Synopsis
To be human is to experience fear, but what is it exactly that makes us fearful? Here is one geographer’s striking exploration of our landscapes of fear as they change throughout our lives and have changed throughout history. Yi-fu Tuan investigates landscapes of the natural environment which are threatening, and landscapes filled with the dark imageries of the mind; fears of drought, flood, famine, and disease, shared by all members of a community, and fears of the particular ghosts which haunt the individual imagination.
In this lucidly-written, ground-breaking survey, Professor Tuan delves into many cultures and reaches back into our prehistory to discover what is universal and what is particular in our inheritance of fear. Starting with fear in animals, he raises and explores a variety of questions: What is specifically human about fear? Is there or has there ever been a “fearless” society?

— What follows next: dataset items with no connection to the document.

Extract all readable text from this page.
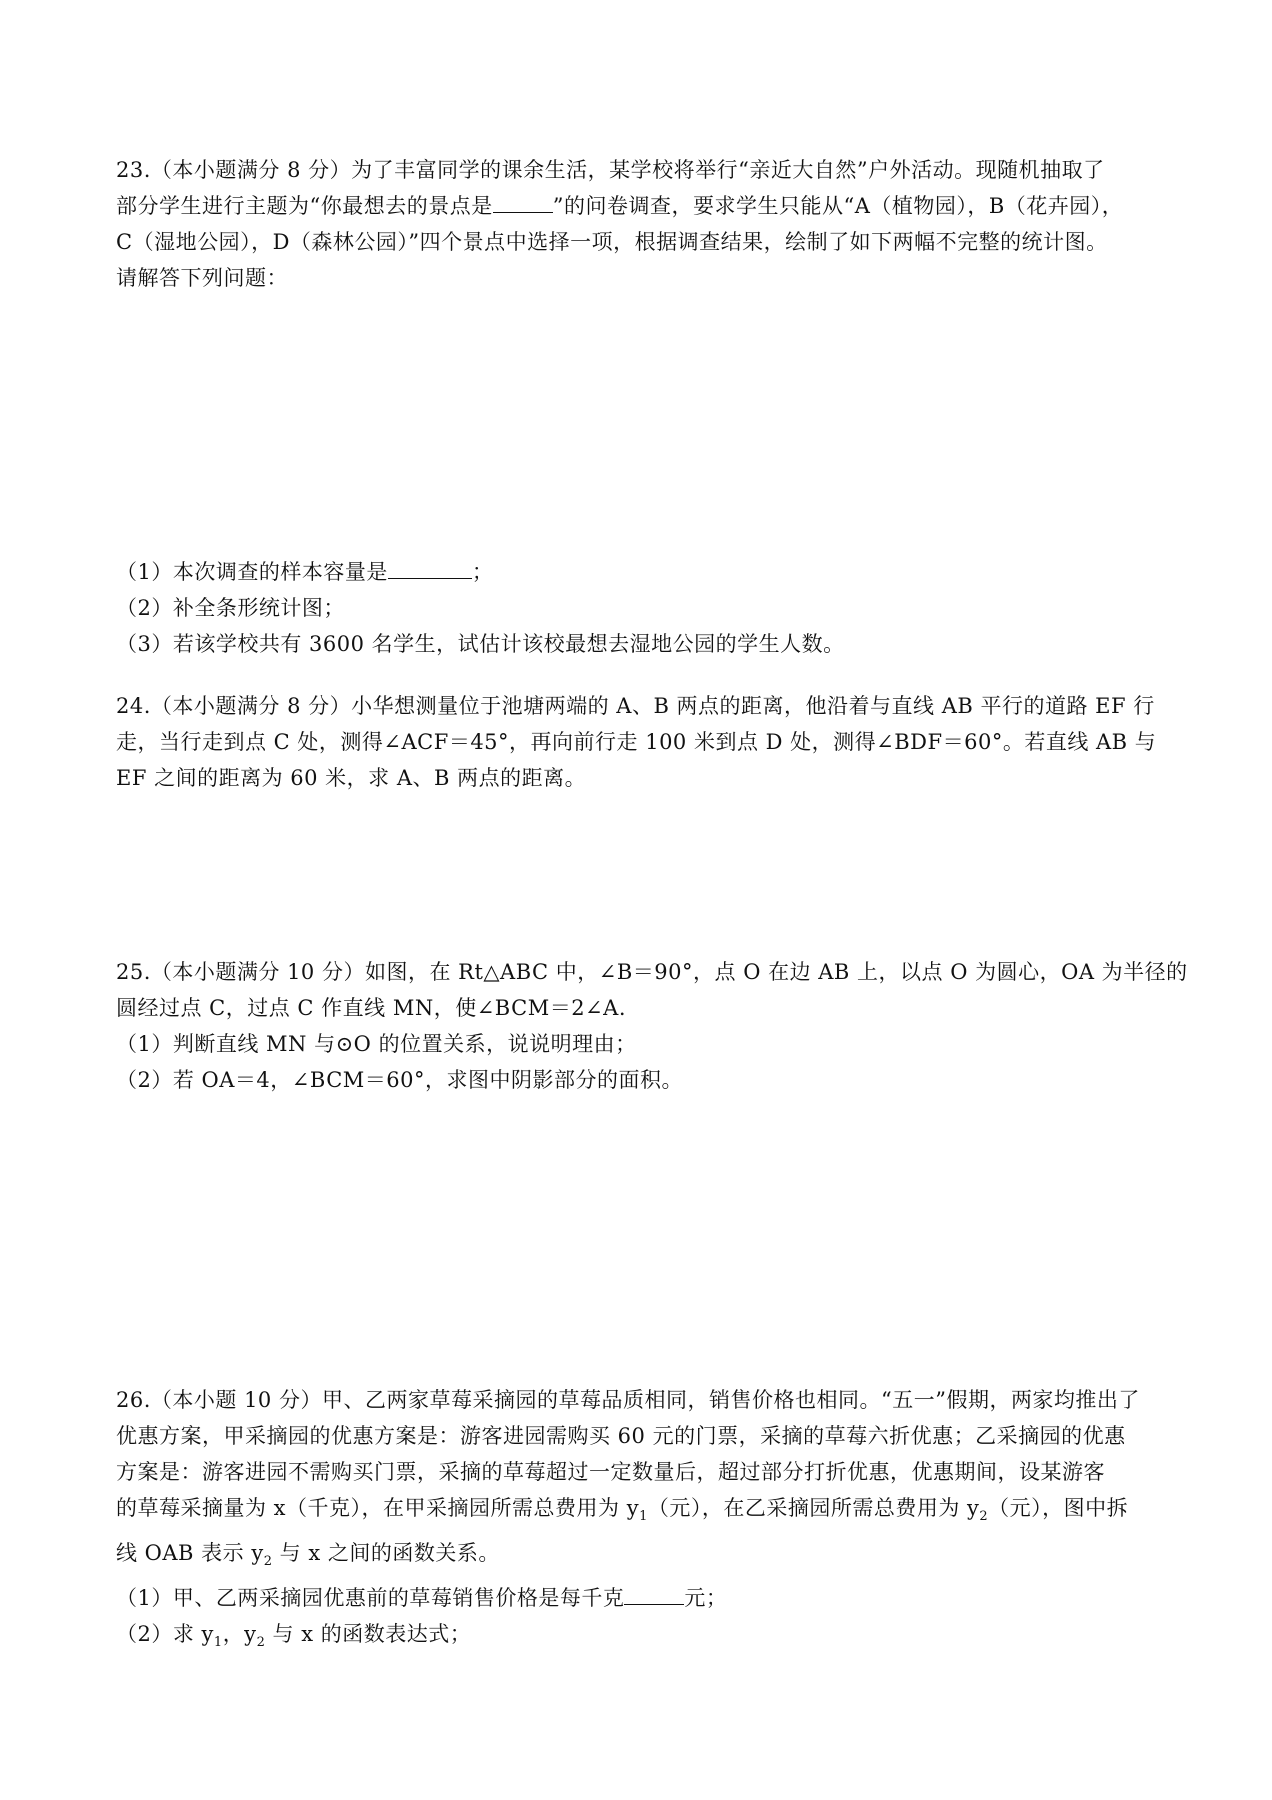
23.（本小题满分 8 分）为了丰富同学的课余生活，某学校将举行“亲近大自然”户外活动。现随机抽取了
部分学生进行主题为“你最想去的景点是	”的问卷调查，要求学生只能从“A（植物园），B（花卉园），
C（湿地公园），D（森林公园）”四个景点中选择一项，根据调查结果，绘制了如下两幅不完整的统计图。
请解答下列问题：
（1）本次调查的样本容量是	；
（2）补全条形统计图；
（3）若该学校共有 3600 名学生，试估计该校最想去湿地公园的学生人数。
24.（本小题满分 8 分）小华想测量位于池塘两端的 A、B 两点的距离，他沿着与直线 AB 平行的道路 EF 行
走，当行走到点 C 处，测得∠ACF＝45°，再向前行走 100 米到点 D 处，测得∠BDF＝60°。若直线 AB 与
EF 之间的距离为 60 米，求 A、B 两点的距离。
25.（本小题满分 10 分）如图，在 Rt△ABC 中，∠B＝90°，点 O 在边 AB 上，以点 O 为圆心，OA 为半径的
圆经过点 C，过点 C 作直线 MN，使∠BCM＝2∠A.
（1）判断直线 MN 与⊙O 的位置关系，说说明理由；
（2）若 OA＝4，∠BCM＝60°，求图中阴影部分的面积。
26.（本小题 10 分）甲、乙两家草莓采摘园的草莓品质相同，销售价格也相同。“五一”假期，两家均推出了
优惠方案，甲采摘园的优惠方案是：游客进园需购买 60 元的门票，采摘的草莓六折优惠；乙采摘园的优惠
方案是：游客进园不需购买门票，采摘的草莓超过一定数量后，超过部分打折优惠，优惠期间，设某游客
的草莓采摘量为 x（千克），在甲采摘园所需总费用为 $y_1$（元），在乙采摘园所需总费用为 $y_2$（元），图中拆
线 OAB 表示 $y_2$ 与 x 之间的函数关系。
（1）甲、乙两采摘园优惠前的草莓销售价格是每千克	元；
（2）求 $y_1$，$y_2$ 与 x 的函数表达式；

Professor Tuan examines the most specific forms fear takes in the mind of the child, among hunters and agriculturists, inside the walls of a medieval Chinese city, among Navaho Indians and American immigrants. He explores the ways in which authorities create landscapes of terror to instill fear in their own populations; and he probes that most basic of all contradictions between the need for human security and the fear of human nature. Professor Tuan particularly emphasizes how, in coping with fears of enemies, strangers, the insane, wolves, wind, witches, mountains, dragons, rain, or the terror that the universe itself might crumble, humans respond adventurously by creating “shelters,” ranging from fairy tales to cosmological myths. We watch as human beings continually draw and redraw their “circles of safety,” never feeling entirely at peace within them.
About Yi-Fu Tuan
Yi-fu Tuan was born in Tientsin, China, in 1930. He is a professor of geography at the University of Minnesota, and has been a visiting professor at Oxford University, the University of Hawaii, and the University of California at Davis. He has written for numerous magazines and received many awards in his field. His two most recent books are
Topophilia and
Space and Place.
Praise
“A thoroughly original and delightful, broad-ranging examination of the variegated Landscapes of Fear. Illuminating and beguiling.”
—Ashley Montagu
“This book confirms my regard for Yi-fu Tuan’s erudition, his literary style, and his humane philosophy. Landscapes of Fear reveals a new and valuable approach to the study of the relationship between man and the environment: a historical-psychological approach which will undoubtedly stimulate much fresh speculation.”
—John B. Jackson
“In a most learned and entertaining way, Yi-fu Tuan demonstrates that The Age of Anxiety and The Age of Uncertainty have always been with us. Throughout history, all kinds of dangers have created countless Landscapes of Fear in which humankind has managed to find happiness.”